What’s so special about Responsive?

When I walked into their kitchen on my first Monday, it seemed like they were preparing a feast and I wondered if I was in the right place. I soon learned that Monday morning staff breakfasts are an important part of Responsive’s culture. We all eat breakfast together, celebrate birthdays and other internal events and then one of the leaders gives an inspirational talk. The spirit of collaboration inspires me and I feel privileged to be part of a company with a such a positive atmosphere.

 

What’s something you’ve already learned at Responsive?

I’ve noticed that Responsive always goes beyond the client’s brief and expectations. This is possible because the team collaborates so well and thus produces great products and services. I have learned that this is the best way to work. The fact that we are valued and not treated like robots (pushed to get the job done) motivates us to be more and do more.

 

Are you growing at Responsive?

Definitely! The company invests in your personal growth and job satisfaction through leadership. A few weeks after joining Responsive, I got two job offers. One wanted to hire me as a PHP Junior Developer and the other as an Email Marketing Deployment Consultant. I turned down both jobs and I don’t regret it. Why would I want to leave a dream job just for a fancy title and maybe more pay? Responsive is a community and most importantly a family, I've been through enough to realize that and stick by my decision.

 

How do you think coding will help you reach your career goals?

I now see coding as problem-solving and I believe that with this kind of skill anything is possible. I see myself in the next few years as a full-stack developer and having an eye for design. Coding is helping me face my problems, fears and challenges head-on. I see myself constantly growing and becoming a better developer every day. Yes, at times there are more challenging projects but the feeling I get when I make a breakthrough is so amazing. Through coding I’m more confident about myself and my achievements and trust me, they are as small as mastering CSS Flexbox properties to completing an emailer, etc. but the bottom line for me is, it's my success no matter the scale and I’m a better developer than I was a week ago. This career has made me realize that I’m the leader of my journey and an ambassador for my work, the company I work for and everything else I touch.

 

What advice would you give to girls considering a career in Tech?
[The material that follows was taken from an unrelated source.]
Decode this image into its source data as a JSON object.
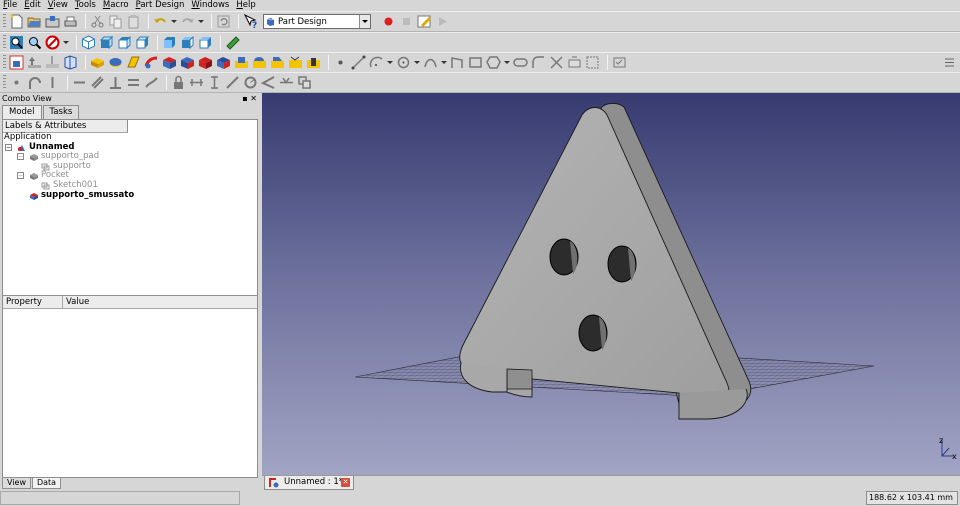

Be true to yourself, never doubt your capabilities and always be willing to grow and continuously learn new things. Don’t be afraid to start from the bottom in the tech world. For example, being an intern or a junior employee. Stop telling yourself that they are not good enough or will never be a senior employee. All in all, one has to be willing to put in the work to be better at what they do. Success and happiness don’t come from following others but from finding your own unique way.